Tornou-se um ato de resistência e de confronto e mesmo um suspiro de alívio aderir à campanha do Facebook em comemoração ao ocorrido nos Estado Unidos. Expressa, então, um sentimento de esperança para uma sociedade igualitária que respeite as diferenças ou que tenha as diferenças como critério da igualdade. Mesmo setores da igreja, que supostamente estariam dentro do grupo do fundamentalismo religioso, demonstraram também que concordam com os direitos LGBT+, aderindo a tal campanha.

Mas hoje, no Brasil, tal comemoração deve ser cautelosa. Vivemos no país recordista mundial em morte de travestis e transexuais[1]. Os dados não ofuscam a realidade: a cada 28 horas, um LGBT+ é morto[2]; a cada 4 minutos, uma mulher é estuprada[3]. O que queremos dizer aqui é que não basta deixar que os avanços se realizem. Falácia é acreditar que “estamos melhorando” e que a humanidade e a igualdade virão a reinar, como uma tendência natural da história de forma progressiva e linear.
Um exemplo disto é quanto à inserção do da questão de gênero no ensino público. Em 2012, no Plano Nacional de Educação (PNE), foi aprovado um inciso que incluía o ensino visando a “promoção da igualdade racial, regional, de gênero e de orientação sexual”. Tal inclusão foi motivo de grande comemoração, já que indicava um avanço na igualdade de gênero neste país. Porém, no ano de 2014, uma ação organizada da bancada conservadora do congresso retirou esse ponto do PNE e, no presente ano de 2015, as câmaras municipais de diversas cidades (ex: Campinas, Araraquara, São Carlos, Bauru etc.) também seguiram na mesma direção. Diante de uma ofensiva organizada, os movimentos LGBT+, feministas e classistas foram pegos desprevenidos, viram-se impotentes em impedir tal retrocesso.
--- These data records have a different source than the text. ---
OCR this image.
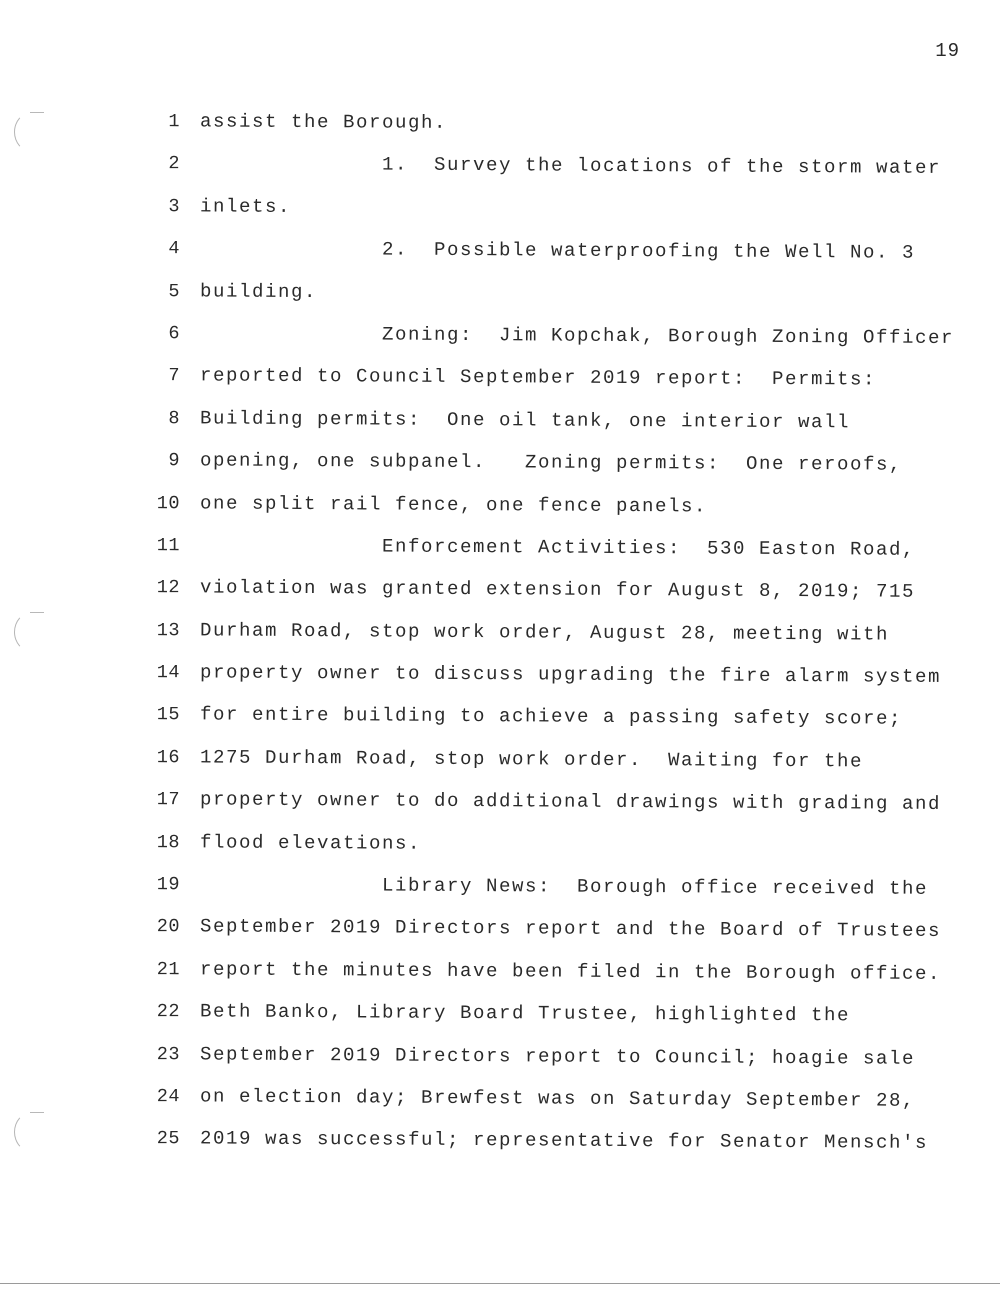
19
1 assist the Borough.
2 1.  Survey the locations of the storm water
3 inlets.
4 2.  Possible waterproofing the Well No. 3
5 building.
6 Zoning:  Jim Kopchak, Borough Zoning Officer
7 reported to Council September 2019 report:  Permits:
8 Building permits:  One oil tank, one interior wall
9 opening, one subpanel.   Zoning permits:  One reroofs,
10 one split rail fence, one fence panels.
11 Enforcement Activities:  530 Easton Road,
12 violation was granted extension for August 8, 2019; 715
13 Durham Road, stop work order, August 28, meeting with
14 property owner to discuss upgrading the fire alarm system
15 for entire building to achieve a passing safety score;
16 1275 Durham Road, stop work order.  Waiting for the
17 property owner to do additional drawings with grading and
18 flood elevations.
19 Library News:  Borough office received the
20 September 2019 Directors report and the Board of Trustees
21 report the minutes have been filed in the Borough office.
22 Beth Banko, Library Board Trustee, highlighted the
23 September 2019 Directors report to Council; hoagie sale
24 on election day; Brewfest was on Saturday September 28,
25 2019 was successful; representative for Senator Mensch's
Fazendo um resgate histórico, pode-se facilmente vincular o recente veto à estratégia do PT nos últimos 20 anos. Nos anos 80, o PT, que fora ponto de aglutinação de lutas dos diversos setores da sociedade, seguiu uma estratégia de conquistar posições no Estado para garantir aquelas pautas. Entre negociatas, acordos e retrocessos no seu programa, como a retirada do termo “socialismo” em 1995, o PT galga a presidência da república no ano de 2003, tendo um ex-operário na presidência e um grande empresário na vice-presidência. 
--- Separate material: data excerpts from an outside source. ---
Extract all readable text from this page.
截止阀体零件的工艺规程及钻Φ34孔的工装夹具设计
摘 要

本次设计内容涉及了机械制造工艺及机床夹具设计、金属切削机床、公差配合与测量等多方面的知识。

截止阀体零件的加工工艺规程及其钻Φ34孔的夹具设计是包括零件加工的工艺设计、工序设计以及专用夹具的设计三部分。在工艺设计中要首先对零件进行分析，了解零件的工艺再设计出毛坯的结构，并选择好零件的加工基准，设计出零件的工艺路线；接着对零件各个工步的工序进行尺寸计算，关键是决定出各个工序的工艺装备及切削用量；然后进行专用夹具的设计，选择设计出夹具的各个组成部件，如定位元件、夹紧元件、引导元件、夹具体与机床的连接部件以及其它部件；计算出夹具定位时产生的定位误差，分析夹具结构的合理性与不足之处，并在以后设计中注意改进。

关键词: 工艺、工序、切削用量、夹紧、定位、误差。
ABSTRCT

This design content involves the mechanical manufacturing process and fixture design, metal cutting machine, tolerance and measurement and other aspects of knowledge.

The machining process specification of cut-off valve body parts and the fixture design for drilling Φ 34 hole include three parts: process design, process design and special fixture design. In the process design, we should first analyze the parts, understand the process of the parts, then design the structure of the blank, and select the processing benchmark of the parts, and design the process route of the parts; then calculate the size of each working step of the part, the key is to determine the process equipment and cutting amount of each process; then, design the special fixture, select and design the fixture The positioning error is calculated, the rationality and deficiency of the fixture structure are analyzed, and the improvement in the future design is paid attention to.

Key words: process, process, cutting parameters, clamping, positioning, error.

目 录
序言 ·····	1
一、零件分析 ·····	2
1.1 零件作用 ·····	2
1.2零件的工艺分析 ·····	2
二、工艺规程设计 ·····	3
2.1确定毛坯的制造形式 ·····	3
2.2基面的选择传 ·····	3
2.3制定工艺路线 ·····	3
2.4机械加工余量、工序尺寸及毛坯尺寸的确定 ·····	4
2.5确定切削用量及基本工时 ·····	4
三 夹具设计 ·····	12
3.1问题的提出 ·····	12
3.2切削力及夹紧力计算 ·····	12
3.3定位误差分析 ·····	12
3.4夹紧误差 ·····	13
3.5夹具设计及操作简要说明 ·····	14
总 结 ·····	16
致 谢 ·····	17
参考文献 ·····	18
Dessa forma, a conquista feita no PNE e seu posterior retrocesso demonstram que trocando a lógica da organização de base, das lutas, das manifestações, das greves e das ocupações pelos acordos de gabinete e votos – ou seja, trocando sua base de mobilização por uma base eleitoral – o PT levou esses movimentos à desorganização, a partir de uma concepção estratégica do abandono das bases, enaltecendo, portanto, a via parlamentar com a intenção de apaziguar os conflitos pela via “pacífica” da conquista de posições no Estado burguês. Por isso, é fenômeno histórico, e ainda presente, que muitos movimentos sociais deslocam forças para alcançar cadeiras, como se a representatividade (por exemplo, uma bancada LGBT no congresso) fosse saída plausível. Assim, mesmo que o inciso, que continha o ensino de gênero nas escolas, não fosse retirado do PNE, haveria ainda muito a avançar na aplicação de tal projeto, assim como se dá com a lei 10.639, que inclui o ensino de história e cultura africana na escola pública, que, porém, tem aplicação quase nula.

Cabe mencionar, que por mais necessários que sejam estes avanços, como ensino de gênero e história e cultura africana nas escolas, tal realização encontra limites no próprio sistema capitalista. Vemos o acirramento na precariedade do ensino público, que aumenta o abismo da educação dos ricos com a dos pobres, no qual o fechamento de duas mil salas de aula no ensino médio[4], em 2014 quatro mil escolas rurais foram fechadas[5], além da já conhecida a superlotação de salas, a falta de reconhecimento do trabalho docente e sua super-exploração. Isto nos faz questionar se colocar a escola como o elemento de relações igualitárias na sociedade é possível perante um regime que mercantiliza nossos direitos básicos e tem como base de funcionamento a miséria de muitos para o privilégio de poucos.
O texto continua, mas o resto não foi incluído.